Once each year, Minos demanded that the king of Athens send him the seven most handsome young men and the seven most beautiful maidens of the land. These fourteen youths were then forced into the maze where one by one they were found and devoured by the Minotaur. When Theseus became of age he told his father that he wanted to be one of the youths to be sent to the King Minos so that he might slay the Minotaur. His father agreed. When King Minos' daughter, Ariadne, saw Theseus, she immediately fell in love with him. She told him of her love and gave him a small sword and a ball of thread. As Theseus led the way into the maze, he carefully unwound the ball of thread step-by-step. Eventually, he heard the ferocious roars of the Minotaur as it came charging around the corner of the maze to attack him. Theseus dropped the ball of thread and began slashing at the beast with the sword of Ariadne's. He managed to weaken the Minotaur and then cut off its head. He then picked up the thread and followed it out of the maze, on the way leading his thirteen companions to safety also. Theseus and the others escaped the island with Ariadne. As they sail back to Athens, they stopped to take on fresh water and rest. As Theseus slept he received a message from a goddess telling him that Ariadne had been promised to a god and that no mortal should interfere. So he silently crept back to the ship leaving Ariadne on the island. When Ariadne awoke see found herself abandoned and wept. The god Bacchus came upon her and seeing her great beauty begged her to marry him. Ariadne did not believe he was a god and refused to marry him. To prove he was a god, Bacchus produced the most beautiful golden crown she had ever seen. Ariadne did marry Bacchus and they had a long life of happiness together. When his beloved wife died, Bacchus placed the golden crown high in the heavens to honor her for her kindness to Theseus and to him as her husband.

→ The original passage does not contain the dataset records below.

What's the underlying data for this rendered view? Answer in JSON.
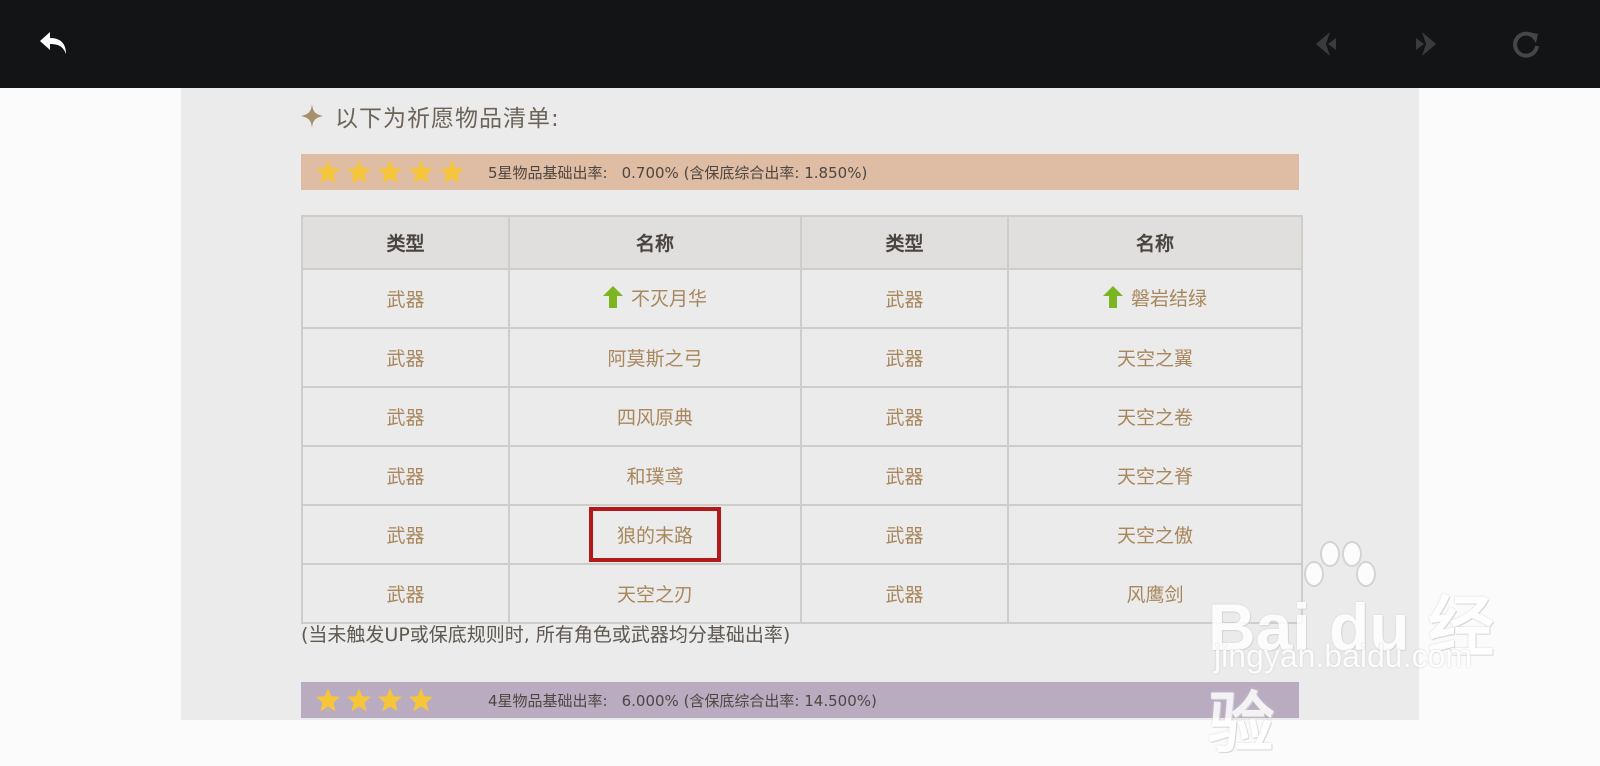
{
  "toolbar": {
    "back_icon": "back-arrow-icon",
    "prev_icon": "prev-arrow-icon",
    "next_icon": "next-arrow-icon",
    "reload_icon": "reload-icon"
  },
  "section": {
    "heading": "以下为祈愿物品清单:"
  },
  "five_star": {
    "stars": 5,
    "label": "5星物品基础出率:",
    "rate": "0.700% (含保底综合出率: 1.850%)"
  },
  "table": {
    "headers": [
      "类型",
      "名称",
      "类型",
      "名称"
    ],
    "rows": [
      {
        "type1": "武器",
        "name1": "不灭月华",
        "up1": true,
        "type2": "武器",
        "name2": "磐岩结绿",
        "up2": true
      },
      {
        "type1": "武器",
        "name1": "阿莫斯之弓",
        "type2": "武器",
        "name2": "天空之翼"
      },
      {
        "type1": "武器",
        "name1": "四风原典",
        "type2": "武器",
        "name2": "天空之卷"
      },
      {
        "type1": "武器",
        "name1": "和璞鸢",
        "type2": "武器",
        "name2": "天空之脊"
      },
      {
        "type1": "武器",
        "name1": "狼的末路",
        "type2": "武器",
        "name2": "天空之傲"
      },
      {
        "type1": "武器",
        "name1": "天空之刃",
        "type2": "武器",
        "name2": "风鹰剑"
      }
    ]
  },
  "note": "(当未触发UP或保底规则时, 所有角色或武器均分基础出率)",
  "four_star": {
    "stars": 4,
    "label": "4星物品基础出率:",
    "rate": "6.000% (含保底综合出率: 14.500%)"
  },
  "watermark": {
    "brand": "Bai du 经验",
    "url": "jingyan.baidu.com"
  },
  "colors": {
    "topbar": "#131416",
    "panel": "#ebebeb",
    "five_star_bar": "#dfbca4",
    "four_star_bar": "#b9acc1",
    "item_text": "#a8875c",
    "highlight": "#b2191b",
    "star": "#f6c53a",
    "up_arrow": "#7cb51f"
  }
}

According to a Greek myth going back about 450 B.C., a young man named Theseus, son of the king of Athens, touched off the chain of events that led to the Corona Borealis. At this time the ruler of the Island of Crete, King Minos, kept a fierce monster called the Minotaur, a beast that was half-bull and half-man and fed on human flesh. The monster lived in a maze that was so complex that once in it no one could find the way out without help.
According to Shawnee Indian legend, twelve beautiful maidens who inhabited the stars of the Northern Crown nightly descended on Earth and danced on the fields.
The early Arabs knew the constellation as the Dish, and as the Broken Platter, because it forms an incomplete circle.
The ancient Chinese called the constellation Kwan Soo, meaning "a Cord."